Security Policy: Hopefully, your company will have a network security policy in place already, but if you don’t, now is definitely the time to get one, since that’s probably one of the main reasons you are putting up a firewall in the first place – to help enforce your security policy. The security policy should plainly tell what actions are acceptable and which are not, and dictate which protocols, ports, and services should be allowed both into and out of your network. It should define authentication requirements and mechanisms. It should define levels of information security, and how each level is protected. In short, your security policy should define the requirements that your company management, with the advice of the IT security folks, have determined. Then it will be up to you to translate these policies into the configuration requirements of the ISA server.

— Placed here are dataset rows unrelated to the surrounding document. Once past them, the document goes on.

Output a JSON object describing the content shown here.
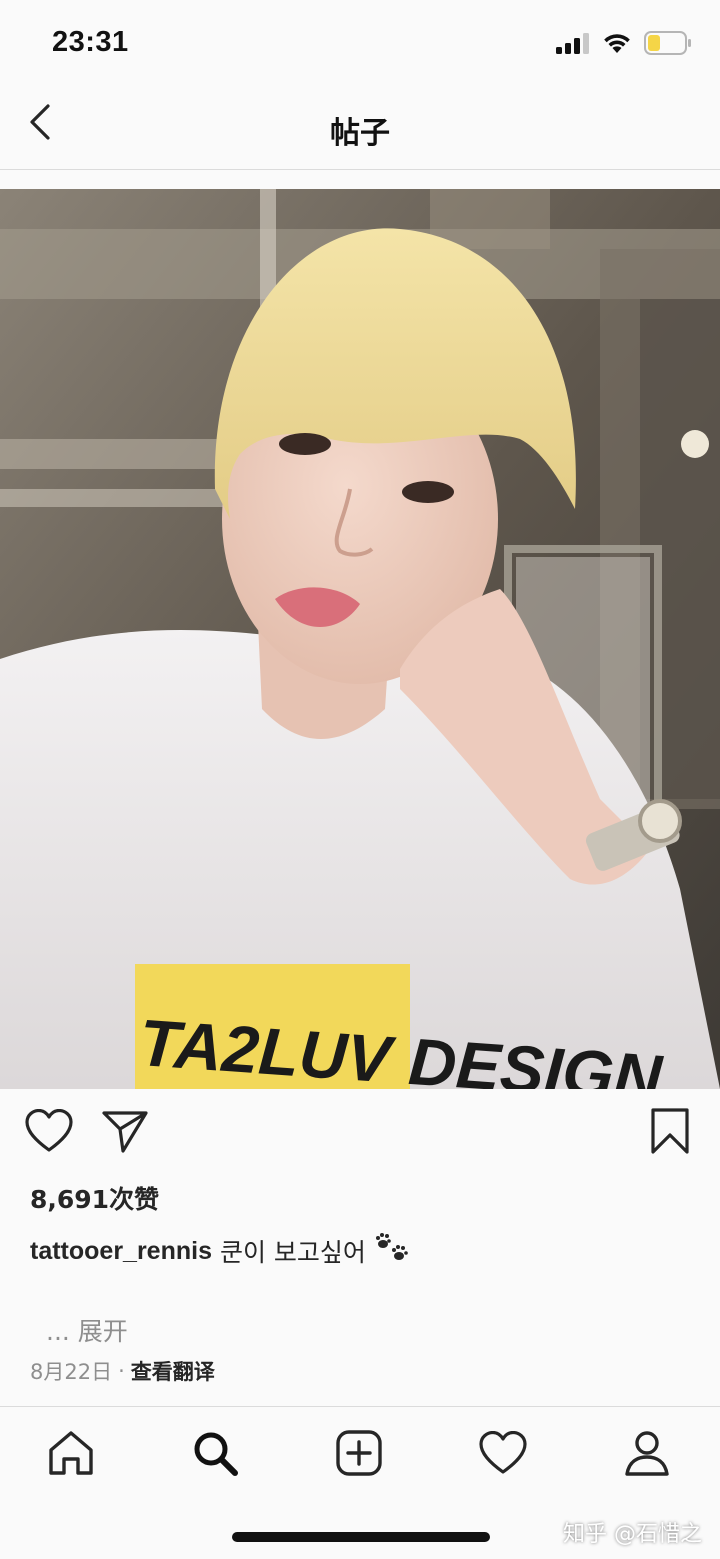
{
  "status_bar": {
    "time": "23:31",
    "signal_icon": "cellular-signal-icon",
    "wifi_icon": "wifi-icon",
    "battery_icon": "battery-low-icon",
    "battery_color": "#f5d547"
  },
  "nav": {
    "title": "帖子",
    "back_icon": "chevron-left-icon"
  },
  "post": {
    "image_description_icon": "photo",
    "shirt_print": "TA2LUV DESIGN",
    "like_icon": "heart-outline-icon",
    "share_icon": "send-paper-plane-icon",
    "save_icon": "bookmark-outline-icon",
    "likes_count": "8,691次赞",
    "username": "tattooer_rennis",
    "caption_text": "쿤이 보고싶어",
    "caption_emoji": "🐾",
    "more_label": "... 展开",
    "date": "8月22日",
    "separator": "·",
    "translate_label": "查看翻译"
  },
  "tab_bar": {
    "items": [
      {
        "name": "home",
        "icon": "home-icon"
      },
      {
        "name": "search",
        "icon": "search-icon"
      },
      {
        "name": "new-post",
        "icon": "plus-square-icon"
      },
      {
        "name": "activity",
        "icon": "heart-outline-icon"
      },
      {
        "name": "profile",
        "icon": "person-icon"
      }
    ]
  },
  "watermark": "知乎 @石惜之",
  "colors": {
    "background": "#fafafa",
    "text": "#262626",
    "secondary_text": "#8e8e8e",
    "divider": "#dbdbdb"
  }
}
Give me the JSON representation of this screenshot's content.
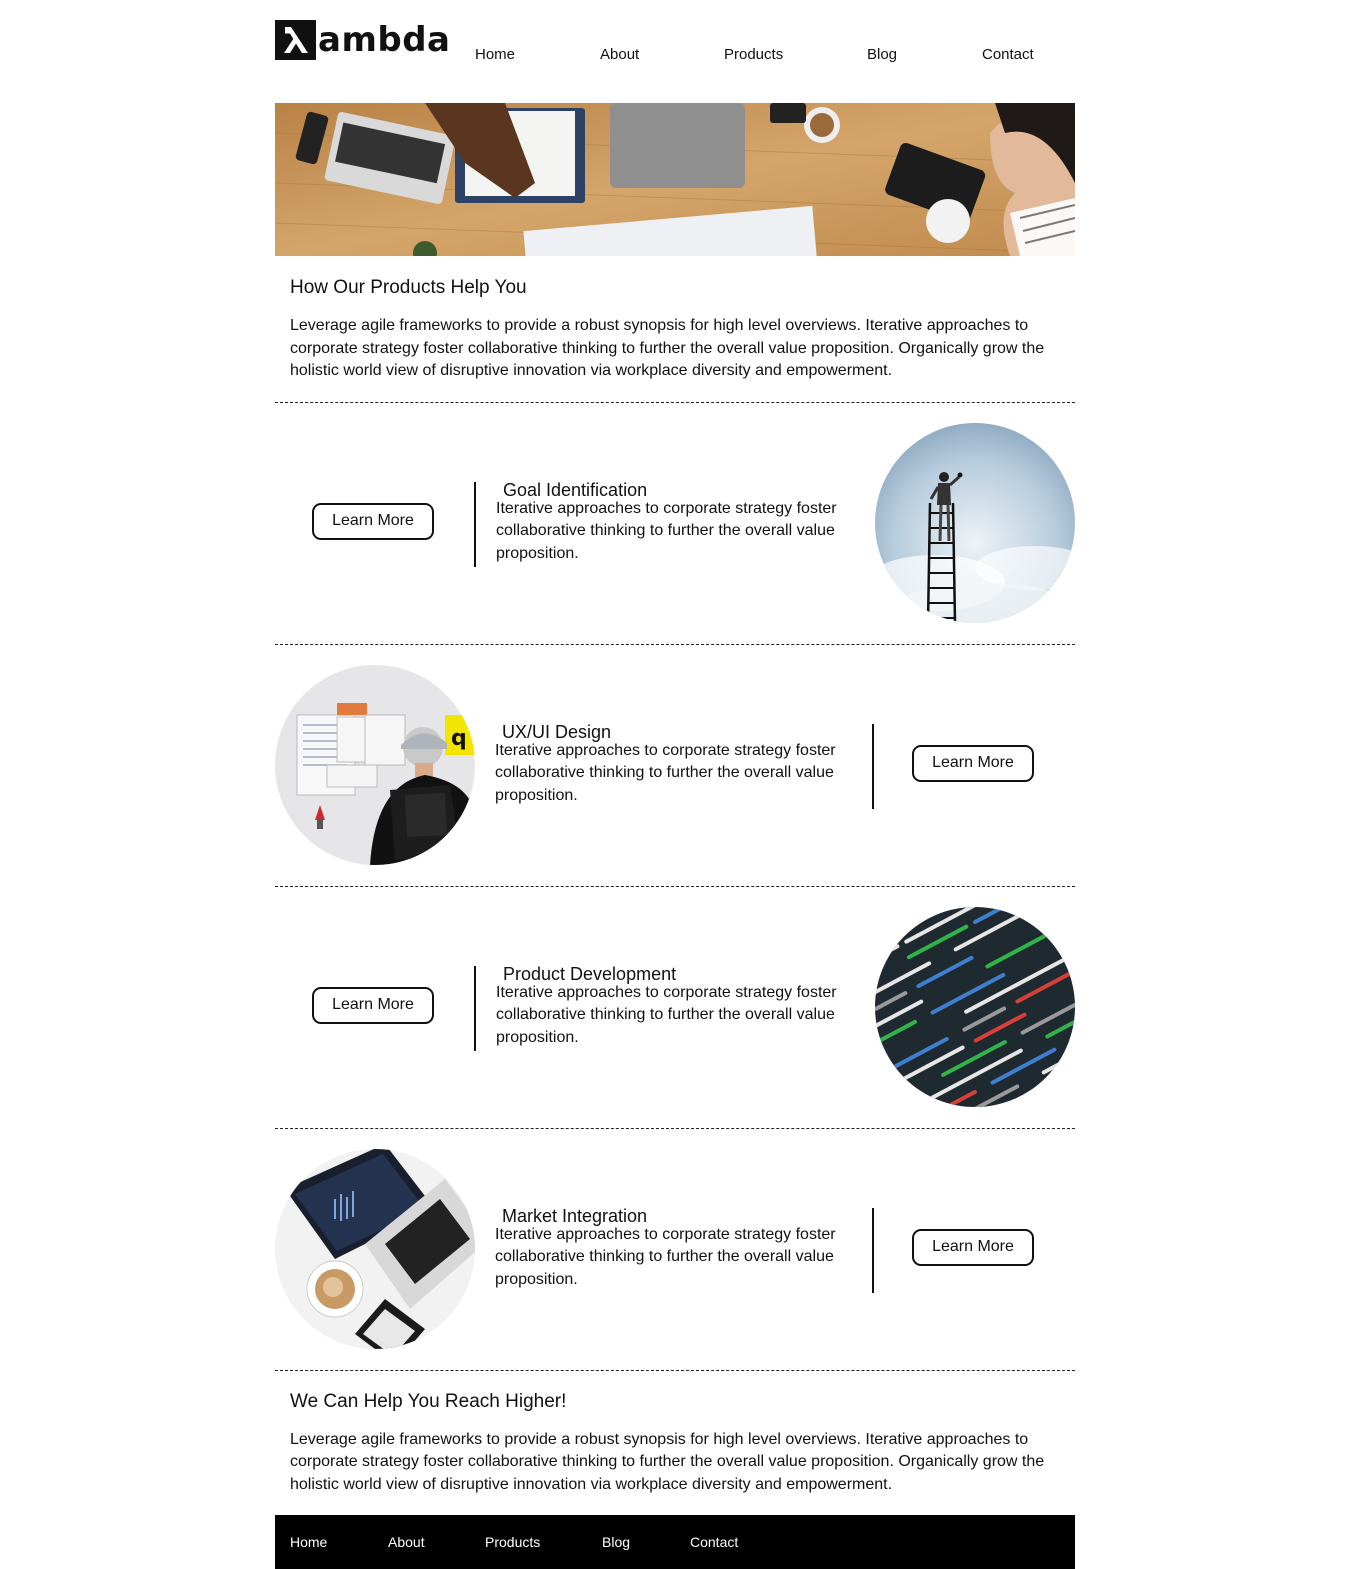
{
  "brand": {
    "logo_symbol": "λ",
    "logo_text": "ambda"
  },
  "nav": [
    {
      "label": "Home"
    },
    {
      "label": "About"
    },
    {
      "label": "Products"
    },
    {
      "label": "Blog"
    },
    {
      "label": "Contact"
    }
  ],
  "intro": {
    "title": "How Our Products Help You",
    "body": "Leverage agile frameworks to provide a robust synopsis for high level overviews. Iterative approaches to corporate strategy foster collaborative thinking to further the overall value proposition. Organically grow the holistic world view of disruptive innovation via workplace diversity and empowerment."
  },
  "features": [
    {
      "title": "Goal Identification",
      "text": "Iterative approaches to corporate strategy foster collaborative thinking to further the overall value proposition.",
      "button": "Learn More",
      "image": "ladder-in-sky"
    },
    {
      "title": "UX/UI Design",
      "text": "Iterative approaches to corporate strategy foster collaborative thinking to further the overall value proposition.",
      "button": "Learn More",
      "image": "man-at-wireframe-wall"
    },
    {
      "title": "Product Development",
      "text": "Iterative approaches to corporate strategy foster collaborative thinking to further the overall value proposition.",
      "button": "Learn More",
      "image": "code-screen"
    },
    {
      "title": "Market Integration",
      "text": "Iterative approaches to corporate strategy foster collaborative thinking to further the overall value proposition.",
      "button": "Learn More",
      "image": "laptop-coffee-phone"
    }
  ],
  "outro": {
    "title": "We Can Help You Reach Higher!",
    "body": "Leverage agile frameworks to provide a robust synopsis for high level overviews. Iterative approaches to corporate strategy foster collaborative thinking to further the overall value proposition. Organically grow the holistic world view of disruptive innovation via workplace diversity and empowerment."
  },
  "footer_nav": [
    {
      "label": "Home"
    },
    {
      "label": "About"
    },
    {
      "label": "Products"
    },
    {
      "label": "Blog"
    },
    {
      "label": "Contact"
    }
  ],
  "colors": {
    "text": "#111111",
    "background": "#ffffff",
    "footer_bg": "#000000",
    "footer_text": "#ffffff"
  }
}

Client Requirements: You must carefully plan how your clients will use the ISA server to get secure access to the Internet or to other networks. This involves knowing what your installed client base is, in terms of operating systems and what applications they run. It also involves knowing how the client software works, when you will need to install it, and how to configure it on your clients. You will have three basic types of clients that connect to the ISA server, about which we will go into more depth in a later article. The three types are: SecureNAT clients, Web Proxy clients, and firewall clients. You also need to know how these clients will authenticate to the ISA server.

Branch Office Requirements: If you are going to include more than one location in your network behind the ISA server, you will need to determine exactly what kind of configuration you will use, and how the connection will be protected. You may use a site-to-site VPN connection for the branch office to connect to the main network, so this will have to be planned in advance.

VPN Connections: These connections definitely require advanced planning, because there are several considerations that must be taken into account when configuring a VPN. First, you need to decide how it will be implemented, as a site-to-site VPN or as a remote access server for mobile clients, or both. Issues such as encryption, authentication, and VPN quarantine are likely to be key issues you will need to know about before you set up the VPN.